IMO the ones sitting pretty are pensioner couples in council homes with no more than 10000 in bank getting 224 a week pension and paying no rent and very little council tax.

by hiya, 4 weeks ago

remember in life you never truly own anything, you are simply "hiring it" be it renting or leasing or owning for your time on this planet, with the knowledge that you hand it back to the next generation in a better condition.
it is the first generation that makes the true sacrifice by making the hire eg the mortgage in the belief that future generations can continue using this hired product eg home after their time on earth has passed. someone has to start the ball rolling, you or your parents so the next generation can use the hired home without the need for a mortgage.
or do we just pay as we go in life, eg rent!!

by hiya, 4 weeks ago

if and only if the pay as you go attitude in life works out more expensive eg high rent and for some crazy reason gov bans housing benefit in the future for anybody(unlikely) and the mortgage "hire it" attitude may work out better. you have to do your sums. and of course if you have no children to pass on your hired home comes into play too.
its like going into a car showroom and salesman says this expensive car with 25 interest and maintenance will last 60 yrs and your children can use it when you die and you say im 50 no kids ,a cheap car interest free and full free repairs and and a bus pass will suffice.
hence maybe renting is better.

by hiya, 4 weeks ago

http://www.theguardian.com/society/2008/sep/30/housing.houseprices

an article discussing what right to buy did to communities. Interesting.

by hiya, 4 weeks ago

The above article on the Right to Buy dates back to 2008 and does not take into account the latest re-invigoration of the scheme in April 2012.

by Righttobuycoop, 3 weeks ago
add a comment

http://www.theguardian.com/society/2008/sep/30/housing.houseprices

this article looks at the good and bad about right to buy with tenants that made money and tenants that lost out severely and what benefit or damage to the community the right to buy did.
Interesting!!

by hiya, 4 weeks ago

The above article on the Right to Buy dates back to 2008 and does not take into account the latest re-invigoration of the scheme in April 2012.

by Righttobuycoop, 3 weeks ago

I have been a tenant with a HA for the last 26 years - do I have the right to buy?

by searchfa, 3 weeks ago

Hi, was the property previously a council property?, and if so was you a tenant of that council?

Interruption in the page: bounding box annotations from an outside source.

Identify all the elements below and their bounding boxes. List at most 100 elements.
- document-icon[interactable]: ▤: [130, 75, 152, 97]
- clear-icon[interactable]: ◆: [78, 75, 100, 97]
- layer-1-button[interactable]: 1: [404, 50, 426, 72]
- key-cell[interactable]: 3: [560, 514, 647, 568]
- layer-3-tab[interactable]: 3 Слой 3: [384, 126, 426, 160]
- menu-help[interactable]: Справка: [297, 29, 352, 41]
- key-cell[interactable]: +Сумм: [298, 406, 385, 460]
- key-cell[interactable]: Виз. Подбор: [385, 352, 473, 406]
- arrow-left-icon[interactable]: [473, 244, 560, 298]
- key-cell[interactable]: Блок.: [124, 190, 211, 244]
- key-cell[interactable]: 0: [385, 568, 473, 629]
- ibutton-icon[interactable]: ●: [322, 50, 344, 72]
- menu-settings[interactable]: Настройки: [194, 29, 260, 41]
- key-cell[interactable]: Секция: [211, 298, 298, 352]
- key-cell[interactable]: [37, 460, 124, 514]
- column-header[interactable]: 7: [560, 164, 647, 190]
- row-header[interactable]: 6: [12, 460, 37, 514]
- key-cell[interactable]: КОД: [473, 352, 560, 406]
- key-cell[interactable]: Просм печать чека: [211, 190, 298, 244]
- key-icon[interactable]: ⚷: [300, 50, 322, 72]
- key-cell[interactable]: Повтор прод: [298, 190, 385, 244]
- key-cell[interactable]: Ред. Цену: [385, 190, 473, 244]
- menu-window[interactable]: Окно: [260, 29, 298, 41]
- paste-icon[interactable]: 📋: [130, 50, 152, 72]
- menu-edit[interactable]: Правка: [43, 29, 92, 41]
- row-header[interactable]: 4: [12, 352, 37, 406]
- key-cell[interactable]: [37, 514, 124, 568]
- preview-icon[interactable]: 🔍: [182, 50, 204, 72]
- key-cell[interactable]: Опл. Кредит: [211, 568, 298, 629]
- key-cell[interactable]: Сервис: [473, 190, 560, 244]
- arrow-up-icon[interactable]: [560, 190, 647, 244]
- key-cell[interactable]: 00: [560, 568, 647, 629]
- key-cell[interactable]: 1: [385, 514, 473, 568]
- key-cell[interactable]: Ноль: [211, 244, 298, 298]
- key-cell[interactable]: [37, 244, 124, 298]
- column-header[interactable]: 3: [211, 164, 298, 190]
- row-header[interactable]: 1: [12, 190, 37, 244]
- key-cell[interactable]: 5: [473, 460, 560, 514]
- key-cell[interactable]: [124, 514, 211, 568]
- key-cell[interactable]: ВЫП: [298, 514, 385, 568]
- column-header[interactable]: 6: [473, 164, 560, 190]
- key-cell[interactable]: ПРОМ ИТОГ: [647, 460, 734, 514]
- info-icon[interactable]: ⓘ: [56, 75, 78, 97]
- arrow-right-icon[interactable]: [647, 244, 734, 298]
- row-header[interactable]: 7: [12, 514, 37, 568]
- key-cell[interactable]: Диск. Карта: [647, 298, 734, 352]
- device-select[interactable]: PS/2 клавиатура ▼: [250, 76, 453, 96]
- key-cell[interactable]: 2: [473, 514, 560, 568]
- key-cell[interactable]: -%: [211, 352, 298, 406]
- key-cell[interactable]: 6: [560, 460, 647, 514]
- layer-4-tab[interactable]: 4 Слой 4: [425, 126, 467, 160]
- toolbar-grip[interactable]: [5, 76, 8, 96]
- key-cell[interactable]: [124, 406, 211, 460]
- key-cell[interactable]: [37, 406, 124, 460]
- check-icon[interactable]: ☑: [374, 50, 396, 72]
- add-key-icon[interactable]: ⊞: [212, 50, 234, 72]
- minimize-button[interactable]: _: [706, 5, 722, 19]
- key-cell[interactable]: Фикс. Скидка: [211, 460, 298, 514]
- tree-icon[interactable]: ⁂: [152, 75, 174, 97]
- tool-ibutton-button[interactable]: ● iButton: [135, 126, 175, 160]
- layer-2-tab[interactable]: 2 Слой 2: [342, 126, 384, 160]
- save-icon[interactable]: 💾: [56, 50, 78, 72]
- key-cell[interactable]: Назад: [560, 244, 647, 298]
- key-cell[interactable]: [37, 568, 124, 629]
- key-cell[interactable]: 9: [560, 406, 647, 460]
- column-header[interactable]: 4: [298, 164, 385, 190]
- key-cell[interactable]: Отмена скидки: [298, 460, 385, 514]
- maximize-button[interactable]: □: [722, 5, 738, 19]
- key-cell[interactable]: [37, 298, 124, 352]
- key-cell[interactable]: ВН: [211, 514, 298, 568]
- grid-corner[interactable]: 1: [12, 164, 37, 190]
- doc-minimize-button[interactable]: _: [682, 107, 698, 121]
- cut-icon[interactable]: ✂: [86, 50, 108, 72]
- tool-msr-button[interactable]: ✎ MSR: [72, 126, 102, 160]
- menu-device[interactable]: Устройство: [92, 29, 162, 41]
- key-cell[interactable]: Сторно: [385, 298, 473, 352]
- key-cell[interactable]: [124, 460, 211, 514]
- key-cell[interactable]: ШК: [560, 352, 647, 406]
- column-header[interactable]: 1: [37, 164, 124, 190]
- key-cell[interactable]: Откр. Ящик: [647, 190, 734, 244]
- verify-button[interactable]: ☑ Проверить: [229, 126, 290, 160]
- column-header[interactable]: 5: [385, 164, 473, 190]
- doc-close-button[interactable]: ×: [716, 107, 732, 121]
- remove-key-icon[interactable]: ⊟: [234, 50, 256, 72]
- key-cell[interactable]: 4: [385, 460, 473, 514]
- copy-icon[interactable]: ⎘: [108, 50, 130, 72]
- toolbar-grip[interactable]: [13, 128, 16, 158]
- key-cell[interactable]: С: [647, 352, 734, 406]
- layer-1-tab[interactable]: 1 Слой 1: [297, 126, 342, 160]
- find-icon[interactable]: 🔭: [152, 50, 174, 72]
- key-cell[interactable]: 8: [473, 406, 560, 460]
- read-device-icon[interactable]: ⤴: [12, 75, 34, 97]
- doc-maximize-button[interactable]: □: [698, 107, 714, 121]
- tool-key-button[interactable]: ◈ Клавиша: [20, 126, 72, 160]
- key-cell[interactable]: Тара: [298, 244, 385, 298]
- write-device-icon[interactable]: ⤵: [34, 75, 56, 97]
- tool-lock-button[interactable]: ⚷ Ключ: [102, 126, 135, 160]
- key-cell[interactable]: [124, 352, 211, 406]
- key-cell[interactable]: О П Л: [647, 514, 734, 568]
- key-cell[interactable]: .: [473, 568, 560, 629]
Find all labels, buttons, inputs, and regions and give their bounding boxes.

by Righttobuycoop, 3 weeks ago

Hi, I have been a tenant at my fathers for 3 months. He has the right to buy as he has been there over 15 years. Can i do a joint applications with him now?. I know if i was living there for 12 months i would be able to do so, however i'm only 3 months there, but i am on the tenancy and don't want to wait 12 months to do a joint application. Also i was there in the past aged 16 to 23 (7 years) but then i left for several years rented privately and only now returning.

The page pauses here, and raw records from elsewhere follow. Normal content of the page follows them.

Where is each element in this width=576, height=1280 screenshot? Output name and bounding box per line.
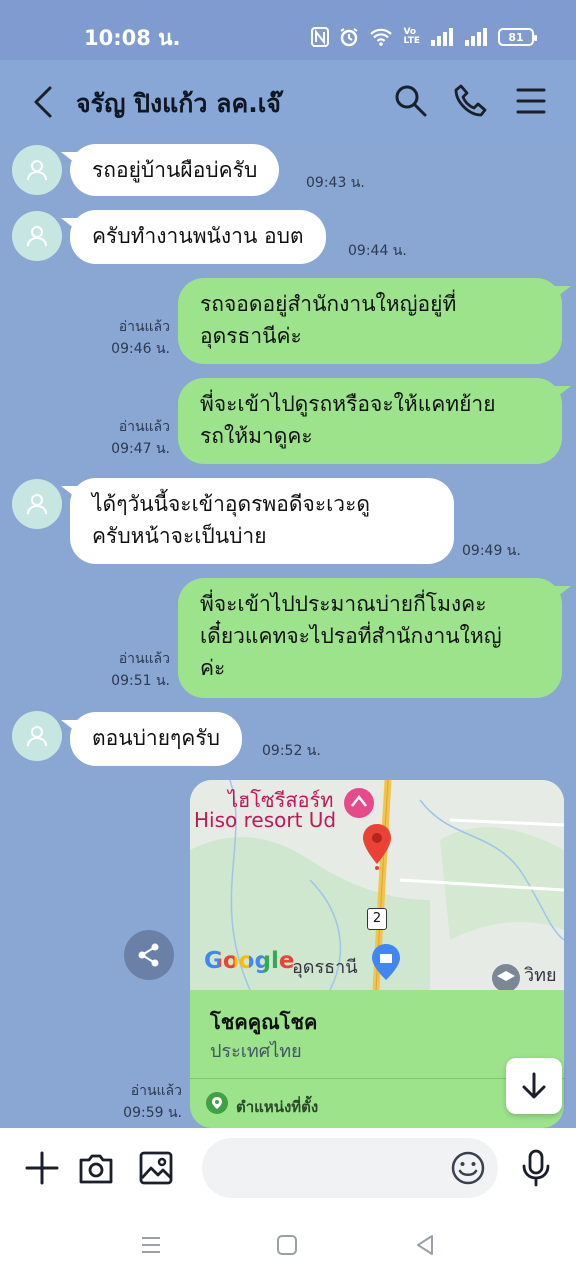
message-bubble-outgoing[interactable]: รถจอดอยู่สำนักงานใหญ่อยู่ที่ อุดรธานีค่ะ — [178, 278, 571, 364]
home-icon[interactable] — [274, 1232, 300, 1258]
message-line: พี่จะเข้าไปดูรถหรือจะให้แคทย้าย — [200, 392, 496, 416]
message-bubble-incoming[interactable]: รถอยู่บ้านผือบ่ครับ — [60, 144, 280, 196]
emoji-icon[interactable] — [450, 1150, 486, 1186]
message-time: 09:47 น. — [111, 441, 170, 457]
add-icon[interactable] — [22, 1148, 62, 1188]
back-icon[interactable] — [26, 82, 62, 122]
road-shield: 2 — [367, 908, 387, 930]
read-label: อ่านแล้ว — [118, 319, 170, 335]
scroll-to-bottom-button[interactable] — [506, 1058, 562, 1114]
signal-icon-1 — [431, 28, 453, 46]
map-city-label: อุดรธานี — [292, 957, 358, 978]
microphone-icon[interactable] — [516, 1148, 556, 1188]
camera-icon[interactable] — [76, 1148, 116, 1188]
phone-icon[interactable] — [452, 82, 490, 120]
status-bar: 10:08 น. Vo LTE 81 — [0, 0, 576, 60]
user-icon — [27, 494, 47, 515]
message-bubble-incoming[interactable]: ตอนบ่ายๆครับ — [61, 712, 242, 766]
read-label: อ่านแล้ว — [130, 1083, 182, 1099]
read-label: อ่านแล้ว — [118, 419, 170, 435]
message-line: อุดรธานีค่ะ — [200, 324, 302, 348]
message-time: 09:44 น. — [348, 243, 407, 259]
read-receipt: อ่านแล้ว 09:46 น. — [100, 316, 170, 360]
place-country: ประเทศไทย — [210, 1041, 302, 1062]
arrow-down-icon — [522, 1072, 546, 1099]
message-line: รถให้มาดูคะ — [200, 424, 313, 448]
search-icon[interactable] — [392, 82, 430, 120]
nfc-icon — [311, 27, 330, 47]
message-line: ครับหน้าจะเป็นบ่าย — [92, 524, 267, 548]
message-bubble-outgoing[interactable]: พี่จะเข้าไปดูรถหรือจะให้แคทย้าย รถให้มาด… — [178, 378, 571, 464]
message-line: ค่ะ — [200, 656, 226, 680]
avatar[interactable] — [12, 479, 62, 529]
location-link[interactable]: ตำแหน่งที่ตั้ง — [236, 1095, 318, 1119]
message-bubble-outgoing[interactable]: พี่จะเข้าไปประมาณบ่ายกี่โมงคะ เดี๋ยวแคทจ… — [178, 578, 571, 698]
message-time: 09:59 น. — [123, 1105, 182, 1121]
location-marker-icon — [206, 1092, 228, 1114]
signal-icon-2 — [465, 28, 487, 46]
share-icon — [138, 943, 159, 967]
user-icon — [27, 726, 47, 747]
message-line: เดี๋ยวแคทจะไปรอที่สำนักงานใหญ่ — [200, 624, 502, 648]
shopping-pin-icon — [372, 944, 400, 980]
user-icon — [27, 160, 47, 181]
message-bubble-incoming[interactable]: ได้ๆวันนี้จะเข้าอุดรพอดีจะเวะดู ครับหน้า… — [61, 478, 454, 564]
read-label: อ่านแล้ว — [118, 651, 170, 667]
message-bubble-incoming[interactable]: ครับทำงานพนังาน อบต — [61, 210, 326, 264]
battery-icon: 81 — [498, 28, 537, 46]
menu-icon[interactable] — [512, 82, 550, 120]
resort-pin-icon — [344, 788, 374, 818]
read-receipt: อ่านแล้ว 09:51 น. — [100, 648, 170, 692]
chat-title: จรัญ ปิงแก้ว ลค.เจ๊ — [76, 89, 281, 118]
battery-level: 81 — [508, 30, 524, 44]
wifi-icon — [370, 28, 393, 46]
map-city-label: วิทย — [524, 965, 557, 986]
message-time: 09:46 น. — [111, 341, 170, 357]
place-name: โชคคูณโชค — [210, 1010, 318, 1034]
message-time: 09:51 น. — [111, 673, 170, 689]
avatar[interactable] — [12, 211, 62, 261]
message-line: พี่จะเข้าไปประมาณบ่ายกี่โมงคะ — [200, 592, 487, 616]
map-poi-label: Hiso resort Ud — [194, 808, 337, 832]
alarm-icon — [340, 28, 359, 47]
message-line: ได้ๆวันนี้จะเข้าอุดรพอดีจะเวะดู — [92, 492, 370, 516]
read-receipt: อ่านแล้ว 09:59 น. — [112, 1080, 182, 1124]
share-button[interactable] — [124, 930, 174, 980]
recents-icon[interactable] — [138, 1232, 164, 1258]
location-pin-icon — [363, 824, 391, 870]
avatar[interactable] — [12, 711, 62, 761]
avatar[interactable] — [12, 145, 62, 195]
system-navigation-bar — [0, 1210, 576, 1280]
status-time: 10:08 น. — [84, 26, 181, 50]
volte-icon: Vo LTE — [403, 27, 420, 46]
message-time: 09:43 น. — [306, 175, 365, 191]
school-icon — [492, 964, 520, 990]
google-logo-text: Google — [204, 948, 295, 974]
map-preview[interactable]: ไฮโซรีสอร์ท Hiso resort Ud 2 Google อุดร… — [190, 780, 564, 990]
message-input-bar — [0, 1128, 576, 1210]
read-receipt: อ่านแล้ว 09:47 น. — [100, 416, 170, 460]
message-time: 09:49 น. — [462, 543, 521, 559]
message-line: รถจอดอยู่สำนักงานใหญ่อยู่ที่ — [200, 292, 457, 316]
google-logo: Google — [204, 948, 294, 974]
chat-header: จรัญ ปิงแก้ว ลค.เจ๊ — [0, 60, 576, 142]
message-time: 09:52 น. — [262, 743, 321, 759]
image-icon[interactable] — [136, 1148, 176, 1188]
user-icon — [27, 226, 47, 247]
back-nav-icon[interactable] — [412, 1232, 438, 1258]
status-icons: Vo LTE 81 — [311, 24, 537, 50]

Thanks for your help in advance.

by Seeker2, 2 weeks ago
add a comment

Hi Seeker2, That will be fine as you are a joint tenant and you want to share the discount with your father, if you have any problems just drop by our website at http://www.righttobuy.coop and we can offer you free help and advice as we are a non profit that specialises in Right to Buy, best of luck.

by Righttobuycoop, 2 weeks ago

Thank you for the prompt response RTBC. I will definitely drop by the site and get in touch if i have any issues.